From Experience to Co‑Creation: How Service Design Is Transforming Public Services
The recap details Lin Ziwei’s September 2025 talk on service design’s evolution, key milestones, core tools like personas and user maps, applications in public services, and the discipline’s future interdisciplinary direction, highlighting how designers can shift from one‑way supply to collaborative co‑creation.
On September 2, 2025, the U Enjoy Club “Design’s New Frontier: From Experience to Co‑Creation” sharing session concluded.
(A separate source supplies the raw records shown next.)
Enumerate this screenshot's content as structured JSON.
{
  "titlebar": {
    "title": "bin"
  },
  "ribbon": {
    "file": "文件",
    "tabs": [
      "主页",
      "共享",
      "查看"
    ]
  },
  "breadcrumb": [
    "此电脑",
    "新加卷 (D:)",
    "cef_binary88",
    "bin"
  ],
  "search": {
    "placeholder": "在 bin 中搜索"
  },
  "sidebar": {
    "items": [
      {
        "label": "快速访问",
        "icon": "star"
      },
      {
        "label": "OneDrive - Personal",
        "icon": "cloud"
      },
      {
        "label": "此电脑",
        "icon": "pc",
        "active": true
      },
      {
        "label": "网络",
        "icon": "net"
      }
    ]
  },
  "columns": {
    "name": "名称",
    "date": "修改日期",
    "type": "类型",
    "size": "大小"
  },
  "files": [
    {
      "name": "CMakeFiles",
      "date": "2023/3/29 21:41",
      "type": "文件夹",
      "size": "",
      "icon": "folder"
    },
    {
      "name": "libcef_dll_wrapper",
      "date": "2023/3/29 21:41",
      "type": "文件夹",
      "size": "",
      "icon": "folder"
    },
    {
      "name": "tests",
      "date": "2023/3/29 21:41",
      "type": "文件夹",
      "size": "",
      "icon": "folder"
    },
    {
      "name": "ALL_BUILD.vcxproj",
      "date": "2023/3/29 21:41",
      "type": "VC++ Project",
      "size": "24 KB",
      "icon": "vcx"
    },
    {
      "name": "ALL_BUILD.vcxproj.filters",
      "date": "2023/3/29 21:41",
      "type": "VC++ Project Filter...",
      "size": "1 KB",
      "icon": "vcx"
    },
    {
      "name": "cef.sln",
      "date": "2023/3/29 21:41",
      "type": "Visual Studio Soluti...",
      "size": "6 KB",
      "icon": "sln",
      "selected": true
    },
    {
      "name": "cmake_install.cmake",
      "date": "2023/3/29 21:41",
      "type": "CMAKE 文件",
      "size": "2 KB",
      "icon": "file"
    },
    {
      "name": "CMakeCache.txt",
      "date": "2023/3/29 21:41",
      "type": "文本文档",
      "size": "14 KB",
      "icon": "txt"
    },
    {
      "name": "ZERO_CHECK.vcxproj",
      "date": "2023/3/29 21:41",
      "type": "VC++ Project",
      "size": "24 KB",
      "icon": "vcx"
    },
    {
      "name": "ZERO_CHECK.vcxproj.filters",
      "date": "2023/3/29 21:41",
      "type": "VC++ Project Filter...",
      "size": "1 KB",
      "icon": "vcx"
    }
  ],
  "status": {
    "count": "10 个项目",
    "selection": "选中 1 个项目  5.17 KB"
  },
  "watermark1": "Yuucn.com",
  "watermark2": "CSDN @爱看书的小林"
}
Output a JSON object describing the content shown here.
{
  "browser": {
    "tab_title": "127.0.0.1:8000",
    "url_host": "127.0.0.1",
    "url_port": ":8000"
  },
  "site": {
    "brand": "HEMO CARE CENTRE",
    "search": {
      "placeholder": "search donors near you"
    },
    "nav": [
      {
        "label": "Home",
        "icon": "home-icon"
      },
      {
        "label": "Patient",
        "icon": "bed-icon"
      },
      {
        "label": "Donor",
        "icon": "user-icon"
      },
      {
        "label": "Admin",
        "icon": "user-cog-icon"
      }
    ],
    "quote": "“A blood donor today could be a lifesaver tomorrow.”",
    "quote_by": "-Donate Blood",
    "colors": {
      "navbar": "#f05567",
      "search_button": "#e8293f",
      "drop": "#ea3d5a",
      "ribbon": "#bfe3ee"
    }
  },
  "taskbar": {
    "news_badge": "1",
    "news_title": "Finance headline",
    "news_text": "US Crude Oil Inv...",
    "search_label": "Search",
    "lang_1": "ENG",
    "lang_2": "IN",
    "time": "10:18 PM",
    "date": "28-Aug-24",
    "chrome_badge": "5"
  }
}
Service designer Lin Ziwei (Zoey) combined theory and practice to deliver an in‑depth talk, systematically outlining the evolution of service design, its core methods, and practical applications in public services.
Lin reviewed key milestones: 1982 G. Lynn Shostack first introduced the concept and the service blueprint; 1991 service design entered education, with IDEO promoting design‑thinking integration; after 2000 numerous companies and labs were founded, and in 2019 China incorporated it as a priority area, entering a standardization phase.
Regarding core methods, she emphasized the synergy of tools and perspectives: personas, user maps and other visualizations locate pain points; a business perspective uncovers new opportunities, such as a company leveraging K12 assets for cross‑domain services; a user‑insight perspective deepens needs, exemplified by a Guizhou hospital optimizing patient flow to boost satisfaction; a design perspective coordinates the whole to prevent fragmented processes.
On public‑service design, she noted that local governments must use service design to address aging and other challenges; over 100 labs worldwide practice this, e.g., the UK Behavioural Insights Team and Denmark’s Mindlab, and designers should shift from one‑way supply to multi‑stakeholder co‑creation.
Finally, she said the future of service design requires interdisciplinary integration: ethnography uncovers deep needs; speculative design explores long‑term challenges, offering directions to tackle issues such as climate change.